Perubahan BOPO bank sampel penelitian yang kecil dibuktikan dengan rata-rata trend BOPO yaitu sebesar 0,10 persen dan perubahan ROA
selama periode penelitian juga masih sangat kecil yang dibuktikan dengan rata-rata ROA yaitu sebesar 0,22 persen. Berdasarkan nilai koefisien determinasi parsial (r2) maka dapat diketahui bahwa BOPO memberikan konstribusi sebesar 0,034225 persen terhadap ROA pada Bank Pembangunan Daerah. sehingga hipotesis yang menyatakan bahwa BOPO secara parsial memiliki pengaruh negatif yang signifikan terhadap ROA pada Bank Pembangunan Daerah adalah ditolak.

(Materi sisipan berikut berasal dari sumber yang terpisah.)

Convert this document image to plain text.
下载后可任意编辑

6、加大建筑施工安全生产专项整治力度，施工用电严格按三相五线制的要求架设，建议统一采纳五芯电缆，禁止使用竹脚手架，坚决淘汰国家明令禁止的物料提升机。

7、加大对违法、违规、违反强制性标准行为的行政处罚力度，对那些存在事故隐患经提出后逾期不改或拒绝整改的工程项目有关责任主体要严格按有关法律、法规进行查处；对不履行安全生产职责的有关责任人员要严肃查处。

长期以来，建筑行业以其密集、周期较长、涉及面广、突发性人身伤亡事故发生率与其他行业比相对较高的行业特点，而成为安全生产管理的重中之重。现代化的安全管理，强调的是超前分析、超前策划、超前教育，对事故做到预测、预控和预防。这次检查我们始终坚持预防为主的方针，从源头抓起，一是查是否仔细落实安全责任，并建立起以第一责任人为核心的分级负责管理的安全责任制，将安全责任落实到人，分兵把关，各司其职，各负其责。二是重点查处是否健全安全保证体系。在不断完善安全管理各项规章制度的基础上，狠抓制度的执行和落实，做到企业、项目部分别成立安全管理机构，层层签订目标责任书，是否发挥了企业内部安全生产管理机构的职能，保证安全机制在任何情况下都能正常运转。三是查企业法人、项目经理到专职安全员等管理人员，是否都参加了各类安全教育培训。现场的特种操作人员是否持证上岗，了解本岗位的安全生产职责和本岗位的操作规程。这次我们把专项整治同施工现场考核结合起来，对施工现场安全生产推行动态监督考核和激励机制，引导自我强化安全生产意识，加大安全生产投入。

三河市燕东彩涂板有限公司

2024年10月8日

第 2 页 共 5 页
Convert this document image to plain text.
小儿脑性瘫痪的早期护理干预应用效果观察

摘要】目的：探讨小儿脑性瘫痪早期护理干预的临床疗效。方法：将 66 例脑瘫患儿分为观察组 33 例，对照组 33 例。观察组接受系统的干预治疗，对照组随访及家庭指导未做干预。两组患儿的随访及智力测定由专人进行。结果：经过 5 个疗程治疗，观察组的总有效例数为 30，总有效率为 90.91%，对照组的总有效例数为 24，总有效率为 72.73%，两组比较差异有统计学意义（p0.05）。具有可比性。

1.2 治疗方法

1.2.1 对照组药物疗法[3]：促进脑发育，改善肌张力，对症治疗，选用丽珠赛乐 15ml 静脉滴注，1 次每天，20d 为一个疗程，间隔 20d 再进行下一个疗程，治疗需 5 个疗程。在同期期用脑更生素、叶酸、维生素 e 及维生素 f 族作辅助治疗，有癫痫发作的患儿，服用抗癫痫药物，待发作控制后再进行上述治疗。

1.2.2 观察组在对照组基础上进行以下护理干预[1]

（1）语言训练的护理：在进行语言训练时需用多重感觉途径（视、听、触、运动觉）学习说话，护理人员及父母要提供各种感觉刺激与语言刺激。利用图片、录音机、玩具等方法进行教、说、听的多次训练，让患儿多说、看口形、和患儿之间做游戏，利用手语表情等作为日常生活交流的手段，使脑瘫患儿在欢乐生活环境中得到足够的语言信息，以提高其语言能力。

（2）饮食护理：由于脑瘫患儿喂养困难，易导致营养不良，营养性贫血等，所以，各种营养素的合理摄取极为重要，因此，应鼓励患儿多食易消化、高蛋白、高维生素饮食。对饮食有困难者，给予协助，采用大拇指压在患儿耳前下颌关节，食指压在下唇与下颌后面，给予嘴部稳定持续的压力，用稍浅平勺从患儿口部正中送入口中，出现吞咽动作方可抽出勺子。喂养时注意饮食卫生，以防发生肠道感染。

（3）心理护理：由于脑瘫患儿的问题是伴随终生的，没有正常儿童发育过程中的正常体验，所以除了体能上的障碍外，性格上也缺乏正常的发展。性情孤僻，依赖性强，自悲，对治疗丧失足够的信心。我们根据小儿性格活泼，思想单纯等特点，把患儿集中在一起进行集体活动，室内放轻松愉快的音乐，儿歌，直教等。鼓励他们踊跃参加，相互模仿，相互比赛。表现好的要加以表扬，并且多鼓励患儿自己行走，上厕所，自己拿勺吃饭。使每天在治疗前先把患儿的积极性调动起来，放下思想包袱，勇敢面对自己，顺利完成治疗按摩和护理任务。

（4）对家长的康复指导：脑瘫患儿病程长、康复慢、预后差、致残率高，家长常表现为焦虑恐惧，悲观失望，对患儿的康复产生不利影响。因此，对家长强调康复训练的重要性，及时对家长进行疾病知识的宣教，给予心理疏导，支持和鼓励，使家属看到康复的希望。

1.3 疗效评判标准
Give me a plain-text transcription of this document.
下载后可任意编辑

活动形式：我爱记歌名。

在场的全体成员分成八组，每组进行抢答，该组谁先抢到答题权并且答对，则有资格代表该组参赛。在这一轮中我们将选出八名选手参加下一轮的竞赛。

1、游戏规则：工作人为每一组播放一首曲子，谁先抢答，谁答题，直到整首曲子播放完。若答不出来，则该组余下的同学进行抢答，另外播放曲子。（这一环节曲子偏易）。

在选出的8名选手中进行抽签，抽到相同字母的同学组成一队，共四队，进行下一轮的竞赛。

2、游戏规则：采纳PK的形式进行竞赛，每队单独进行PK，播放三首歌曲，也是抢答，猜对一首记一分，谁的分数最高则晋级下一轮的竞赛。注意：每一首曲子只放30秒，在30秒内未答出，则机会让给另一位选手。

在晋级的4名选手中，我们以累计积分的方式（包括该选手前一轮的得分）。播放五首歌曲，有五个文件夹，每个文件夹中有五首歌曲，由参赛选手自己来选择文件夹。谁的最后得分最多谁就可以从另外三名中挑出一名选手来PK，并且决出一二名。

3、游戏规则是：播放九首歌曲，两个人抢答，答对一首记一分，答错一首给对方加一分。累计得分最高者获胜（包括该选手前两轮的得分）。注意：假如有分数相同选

Hasil penelitian ini mendukung penelitian sebelumnya yang dilakukan oleh Tri Yuliana Wulandari (2013), Andi Fernanda Putra (2013), dan Mega Ayu Pertiwi (2014) yang mengemukakan adanya pengaruh positif yang tidak signifikan antara BOPO terhadap ROA.
8. FBIR
Variabel FBIR secara parsial memiliki pengaruh positif yang tidak signifikan. Ketidak signifikanan FBIR terhadap ROA diperkirakan disebabkan karena selama periode penelitian mulai triwulan I tahun 2010 sampai triwulan II tahun 2014, perubahan FBIR bank sampel penelitian yang kecil dibuktikan dengan rata-rata trend FBIR yaitu sebesar -0,73 persen dan perubahan ROA selama periode penelitian juga masih sangat kecil yang dibuktikan rata-rata trend ROA yaitu sebesar -0,22 persen. Berdasarkan nilai koefisien determinasi parsial (r2) maka dapat diketahui bahwa FBIR memberikan konstribusi sebesar 0,04 persen terhadap ROA pada Bank Pembangunan Daerah. Sehingga hipotesis yang menyatakan bahwa FBIR secara parsial memiliki pengaruh positif yang signifikan terhadap ROA pada Bank Pembangunan Daerah adalah ditolak.
Ketidaksignifikanan pengaruh FBIR terhadap ROA disebabkan karena meskipun FBIR telah mengalami perubahan cukup besar yang dibuktikan dengan rata-rata trend sebesar -0,73 persen namun pengaruhnya terhadap perubahan ROA relatif sangat kecil yang ditunjukkan dengan rata rata tren sebesar 0,22 persen.
Hasil penelitian ini mendukung penelitian sebelumnya yang dilakukan oleh Tri Yuliana Wulandari (2013) yang mengemukakan adanya pengaruh positif yang tidak signifikan antara FBIR terhadap ROA pada Bank Pembangunan Daerah adalah ditolak. Namun penelitian ini tidak mendukung penelitian sebelumnya yang dilakukan oleh Adi Fernanda Putra (2013) yang mengemukakan adanya pengaruh positif signifikan antara FBIR terhadap ROA.
9. Diantara delapan variabel bebas yaitu LDR, IPR, LAR, NPL, APB, IRR, BOPO, dan FBIR yang memiliki pengaruh dominan terhadap ROA yaitu LAR, Karena memiliki nilai koefisien determinasi parsial terbesar yaitu sebesar 35,7604 persen bila di bandingkan dengan nilai koefisien determinasi parsial pada variabel bebas lain.